После 12 часов ночи у старца показалась испарина, и жар начал спадать. Это несколько ободрило всех. Потом он пришел в сознание, и этим моментом воспользовались, чтобы приобщить его Св. Христовых Таин. Это было около двух часов ночи. Приобщал о. Иосиф.
В эту ночь одна из близких учениц старца несколько раз входила вместе с другой монахиней в комнату батюшки посмотреть на больного, и их обеих поражало необыкновенно светлое выражение лица старца. Глаза его были пристально устремлены вдаль, и он как будто бы беседовал с кем-то видимым только одному ему. Весь следующий день старец не терял сознания, выпил несколько глотков кофе, встал с постели, когда понадобилось отодвинуть от стены его кровать, сделал даже несколько шагов к своему столику. Но это было самое короткое время. Когда подошла к нему настоятельница, он уже опять лежал и, ласково посмотрев на нее, тихо промолвил: «Плохо, мать!» Всем окружавшим его и ухаживавшим за ним, или особенно потрудившимся по исполнению его распоряжений, он выражал в эти дни самую трогательную признательность. Так, будучи еще в силах, он однажды с любовию обнял помогавшего ему по устройству обители о. Иоиля и долго что-то говорил ему, но уже так тихо, что тот ничего не мог понять.
Узнавши о чрезмерной слабости старца, Оптинский настоятель о. архимандрит Исаакий с иеромонахом Макарием приехали в этот день (9 октября) проститься с ним. При виде крайне изнемогшего больного оба они плакали. Батюшка узнал их и, устремив на них глубокий, пристальный взгляд, поднял руку и снял с себя шапочку. Весь этот день, как и в предыдущие дни, сестры непрерывно со слезами молились в храме пред чудотворным ликом Богоматери. Безостановочно служились молебны с коленопреклонением, и все почитатели старца, как один человек, с воплями просили выздоровления своему дорогому батюшке. Но Господь судил иначе!..

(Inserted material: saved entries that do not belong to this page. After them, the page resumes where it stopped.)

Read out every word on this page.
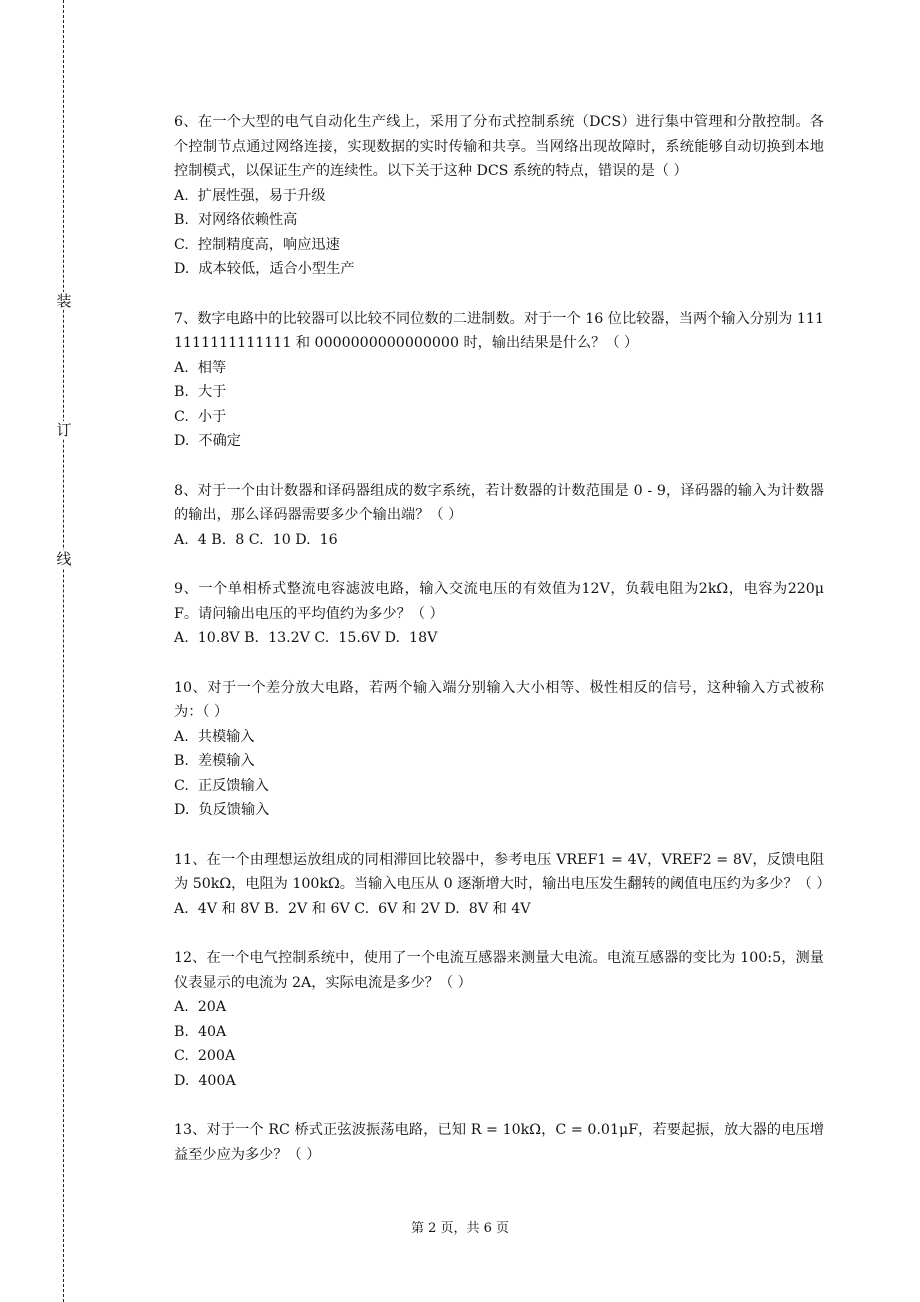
装
订
线
www.zixin.com.cn

6、在一个大型的电气自动化生产线上，采用了分布式控制系统（DCS）进行集中管理和分散控制。各个控制节点通过网络连接，实现数据的实时传输和共享。当网络出现故障时，系统能够自动切换到本地控制模式，以保证生产的连续性。以下关于这种 DCS 系统的特点，错误的是（ ）

A.  扩展性强，易于升级

B.  对网络依赖性高

C.  控制精度高，响应迅速

D.  成本较低，适合小型生产

7、数字电路中的比较器可以比较不同位数的二进制数。对于一个 16 位比较器，当两个输入分别为 1111111111111111 和 0000000000000000 时，输出结果是什么？（ ）

A.  相等

B.  大于

C.  小于

D.  不确定

8、对于一个由计数器和译码器组成的数字系统，若计数器的计数范围是 0 - 9，译码器的输入为计数器的输出，那么译码器需要多少个输出端？（ ）

A.  4 B.  8 C.  10 D.  16

9、一个单相桥式整流电容滤波电路，输入交流电压的有效值为12V，负载电阻为2kΩ，电容为220μF。请问输出电压的平均值约为多少？（ ）

A.  10.8V B.  13.2V C.  15.6V D.  18V

10、对于一个差分放大电路，若两个输入端分别输入大小相等、极性相反的信号，这种输入方式被称为：（ ）

A.  共模输入

B.  差模输入

C.  正反馈输入

D.  负反馈输入

11、在一个由理想运放组成的同相滞回比较器中，参考电压 VREF1 = 4V，VREF2 = 8V，反馈电阻为 50kΩ，电阻为 100kΩ。当输入电压从 0 逐渐增大时，输出电压发生翻转的阈值电压约为多少？（ ）

A.  4V 和 8V B.  2V 和 6V C.  6V 和 2V D.  8V 和 4V

12、在一个电气控制系统中，使用了一个电流互感器来测量大电流。电流互感器的变比为 100:5，测量仪表显示的电流为 2A，实际电流是多少？（ ）

A.  20A

B.  40A

C.  200A

D.  400A

13、对于一个 RC 桥式正弦波振荡电路，已知 R = 10kΩ，C = 0.01μF，若要起振，放大器的电压增益至少应为多少？（ ）

第 2 页，共 6 页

И вот в этот столь прискорбный для Шамордина день вдруг получается от Калужского губернатора телеграмма о том, что 10 октября Калужский преосвященный Виталий выезжает из Калуги в Шамординскую обитель. Всем в обители была известна цель этого приезда, и потому это известие привело всех сестер обители в крайнее смущение.
А старцу становилось все труднее. К вечеру у него опять появился сильный жар, а с шести часов он уже не поднимал головы и лежал в одном положении. Всю ночь дыхание его было тяжелое. Глаза были устремлены кверху, а уста быстро шевелились. Как видно было, больной вплоть до утра шептал молитву. Наступило 10 октября. К утру этого дня силы старца совсем оставили его. Он лежал без движения. Глаза опустились вниз и остановились на какой-то точке. Уста перестали шевелиться. Пульс становился все слабее и слабее. Дыхание было редкое, но спокойное.
Видя, что старец совсем приблизился к исходу, о. Иосиф поспешил отправиться в скит, чтобы взять оттуда хранившиеся в келлии старца для его погребения вещи, ― мухояровую старую мантию, в которую он некогда был облечен при пострижении, и власяницу, да еще холщовую рубашку старца Макария, к которому батюшка о. Амвросий во всю свою жизнь питал глубокую преданность и уважение. На этой рубашке была собственноручная надпись старца Амвросия: «По смерти моей надеть на меня неотменно».